Jehova sorgt für uns
Von Newton Cantwell erzählt
GERN denken wir, meine Frau Esther und ich, an die mehr als neununddreißig Jahre des Vollzeitdienstes als Zeugen Jehovas im christlichen Predigtdienst zurück und staunen, wie gut Jehova zu uns gewesen ist. ‘In günstiger Zeit und in unruhvoller Zeit’ haben wir seine gütige Aufmerksamkeit und Sorge für unsere täglichen Bedürfnisse erfahren. (2. Tim. 4:2) Und es ist immer eine Freude, sich an früher zu erinnern.
Nachdem wir im Jahre 1907 geheiratet hatten, begannen wir ernsthaft, anhand der biblischen Schriften, die von der Watch Tower Society herausgegeben wurden, die Bibel zu studieren. Seltsamerweise spielte ein ehemaliger Baptistengeistlicher eine große Rolle dabei, unsere Aufmerksamkeit auf die Schriften der Gesellschaft zu lenken und uns zu ermuntern, sie zu studieren.
Von früher Jugend an hatten wir beide den starken Wunsch gehegt, von Gott gebraucht werden zu können und unseren Mitmenschen eine Hilfe zu sein. Beide hegten wir schon früh Zweifel an den Lehren der Kirchen der Christenheit, besonders an der abstoßenden Lehre von einer ewigen Qual hilfloser Geschöpfe. Zwar wurden wir erst miteinander bekannt, als wir herangewachsen waren, doch dann stellten wir fest, daß wir viel gemeinsam hatten.
Als junges Ehepaar studierten wir regelmäßig die erhältlichen Bibelstudienhilfsmittel der Watch Tower Society und schlugen alle angegebenen Schriftstellen nach. Dadurch erlangten wir eine feste Wissensgrundlage, die uns später half, uns für den Dienst Jehovas zu entscheiden. Bis zum Jahre 1916 hatten wir so weit Fortschritte gemacht, daß wir in einem kleinen Ausmaß an der Verbreitung der Bibelstudienhilfsmittel der Gesellschaft teilnahmen. Nach diesem Anfang war es ein leichter Schritt, damit anzufangen, in den Zeiten zwischen den Schulquartalen regulär von Haus zu Haus Schriften zu verbreiten.

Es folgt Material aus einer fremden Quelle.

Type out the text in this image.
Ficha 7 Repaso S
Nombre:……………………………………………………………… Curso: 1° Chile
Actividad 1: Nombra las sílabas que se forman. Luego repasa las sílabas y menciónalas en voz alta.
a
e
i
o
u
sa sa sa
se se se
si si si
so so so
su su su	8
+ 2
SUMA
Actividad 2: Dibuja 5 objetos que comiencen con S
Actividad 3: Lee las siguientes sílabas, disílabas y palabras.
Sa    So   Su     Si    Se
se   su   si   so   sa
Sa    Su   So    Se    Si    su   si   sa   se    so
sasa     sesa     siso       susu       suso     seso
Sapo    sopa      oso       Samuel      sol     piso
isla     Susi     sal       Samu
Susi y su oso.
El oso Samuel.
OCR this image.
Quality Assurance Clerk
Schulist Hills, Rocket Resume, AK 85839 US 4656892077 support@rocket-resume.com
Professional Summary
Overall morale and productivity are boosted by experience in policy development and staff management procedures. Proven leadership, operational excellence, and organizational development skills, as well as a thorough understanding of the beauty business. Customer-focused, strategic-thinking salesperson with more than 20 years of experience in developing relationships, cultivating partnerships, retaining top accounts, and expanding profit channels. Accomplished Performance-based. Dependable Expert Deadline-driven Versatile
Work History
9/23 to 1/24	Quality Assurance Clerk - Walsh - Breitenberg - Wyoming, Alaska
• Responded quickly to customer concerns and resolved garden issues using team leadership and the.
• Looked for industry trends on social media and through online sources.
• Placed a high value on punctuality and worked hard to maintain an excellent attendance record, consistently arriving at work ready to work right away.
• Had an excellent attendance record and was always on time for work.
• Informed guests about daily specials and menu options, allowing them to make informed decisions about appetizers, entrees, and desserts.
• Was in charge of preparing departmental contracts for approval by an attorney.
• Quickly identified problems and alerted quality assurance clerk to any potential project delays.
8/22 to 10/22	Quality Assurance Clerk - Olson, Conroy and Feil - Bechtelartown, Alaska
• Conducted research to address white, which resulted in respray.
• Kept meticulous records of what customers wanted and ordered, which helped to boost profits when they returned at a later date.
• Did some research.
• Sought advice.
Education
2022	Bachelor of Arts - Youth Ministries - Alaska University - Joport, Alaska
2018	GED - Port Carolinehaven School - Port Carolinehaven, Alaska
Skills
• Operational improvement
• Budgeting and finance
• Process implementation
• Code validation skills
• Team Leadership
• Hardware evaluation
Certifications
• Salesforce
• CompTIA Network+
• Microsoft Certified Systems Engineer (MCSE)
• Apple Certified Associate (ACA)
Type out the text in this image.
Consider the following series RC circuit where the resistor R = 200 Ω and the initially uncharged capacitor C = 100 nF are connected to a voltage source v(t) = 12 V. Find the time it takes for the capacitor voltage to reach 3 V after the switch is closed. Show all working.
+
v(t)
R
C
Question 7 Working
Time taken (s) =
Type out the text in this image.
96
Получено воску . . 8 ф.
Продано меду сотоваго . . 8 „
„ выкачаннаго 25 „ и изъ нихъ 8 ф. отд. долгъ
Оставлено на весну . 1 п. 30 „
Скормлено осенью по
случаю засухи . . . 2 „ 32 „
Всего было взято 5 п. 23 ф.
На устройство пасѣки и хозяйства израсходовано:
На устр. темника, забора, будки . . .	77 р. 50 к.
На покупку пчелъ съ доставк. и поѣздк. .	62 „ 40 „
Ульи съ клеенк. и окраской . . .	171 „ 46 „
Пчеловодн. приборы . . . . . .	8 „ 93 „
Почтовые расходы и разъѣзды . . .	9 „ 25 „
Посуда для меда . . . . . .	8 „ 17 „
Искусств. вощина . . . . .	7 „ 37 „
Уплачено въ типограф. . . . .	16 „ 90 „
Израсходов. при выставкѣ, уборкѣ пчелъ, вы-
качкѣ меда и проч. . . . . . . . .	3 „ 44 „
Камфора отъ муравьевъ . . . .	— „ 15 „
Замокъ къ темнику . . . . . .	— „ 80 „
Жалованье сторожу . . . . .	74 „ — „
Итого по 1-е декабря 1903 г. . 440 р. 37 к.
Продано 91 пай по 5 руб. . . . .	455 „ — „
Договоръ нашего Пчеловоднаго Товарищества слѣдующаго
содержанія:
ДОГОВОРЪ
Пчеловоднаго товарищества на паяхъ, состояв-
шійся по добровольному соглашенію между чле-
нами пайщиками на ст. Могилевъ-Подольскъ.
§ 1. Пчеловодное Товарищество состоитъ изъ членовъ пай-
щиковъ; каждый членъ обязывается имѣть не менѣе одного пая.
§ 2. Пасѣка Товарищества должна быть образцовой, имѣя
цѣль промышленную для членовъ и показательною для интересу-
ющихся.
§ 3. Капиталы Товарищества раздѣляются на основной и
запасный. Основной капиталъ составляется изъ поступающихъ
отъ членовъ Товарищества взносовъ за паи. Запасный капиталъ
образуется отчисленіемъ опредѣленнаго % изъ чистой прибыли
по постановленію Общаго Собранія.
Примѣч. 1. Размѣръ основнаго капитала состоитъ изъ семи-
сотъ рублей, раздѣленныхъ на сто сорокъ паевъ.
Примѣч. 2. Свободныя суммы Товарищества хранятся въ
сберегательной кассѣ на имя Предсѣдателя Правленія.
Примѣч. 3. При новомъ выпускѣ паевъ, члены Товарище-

Nach dem Jahre 1924, als wir von Südmissouri wieder nach Tennessee zogen, wuchsen unsere Kinder heran und bereiteten sich vor, Verkündiger der Königreichsbotschaft zu werden. Wir hatten das Vorrecht, „Scharfschützen“ zu sein; dieser Ausdruck wurde nach 1907 eine Zeitlang auf diejenigen angewandt, die nicht wegziehen und sich nicht während ihrer ganzen Zeit an der Verbreitung der Botschaft beteiligen konnten, die aber bereit waren, so, wie es ihnen die Zeit erlaubte, in ihrer eigenen Nachbarschaft tätig zu sein. Es wurde weiterhin reichlich in geistiger Hinsicht für uns gesorgt. Jeden Tag führten wir eine kurze Besprechung eines Bibeltextes durch; jede Woche hatten wir unser Familien-Wachtturm-Studium, und wir wurden von Zeit zu Zeit von den reisenden Beauftragten der Gesellschaft, „Pilgerbrüder“ genannt, besucht.
EINE TÜR ZU GRÖSSEREN VORRECHTEN TUT SICH AUF
Während wir an Erkenntnis zunahmen, steigerte sich unser Wunsch, einen größeren Anteil am Dienste Jehovas zu nehmen. Während eines sechsmonatigen Aufenthaltes in Missouri im Jahre 1929 hatten wir das Vorrecht, zweien unserer christlichen Schwestern, die während ihrer ganzen Zeit die gute Botschaft von Gottes Königreich verkündigten, Zimmer zur Verfügung zu stellen. Dabei wurde unser geistiger Appetit angeregt, und wir wurden veranlaßt, uns mehr Gedanken über unsere Verhältnisse und unsere Zukunft zu machen.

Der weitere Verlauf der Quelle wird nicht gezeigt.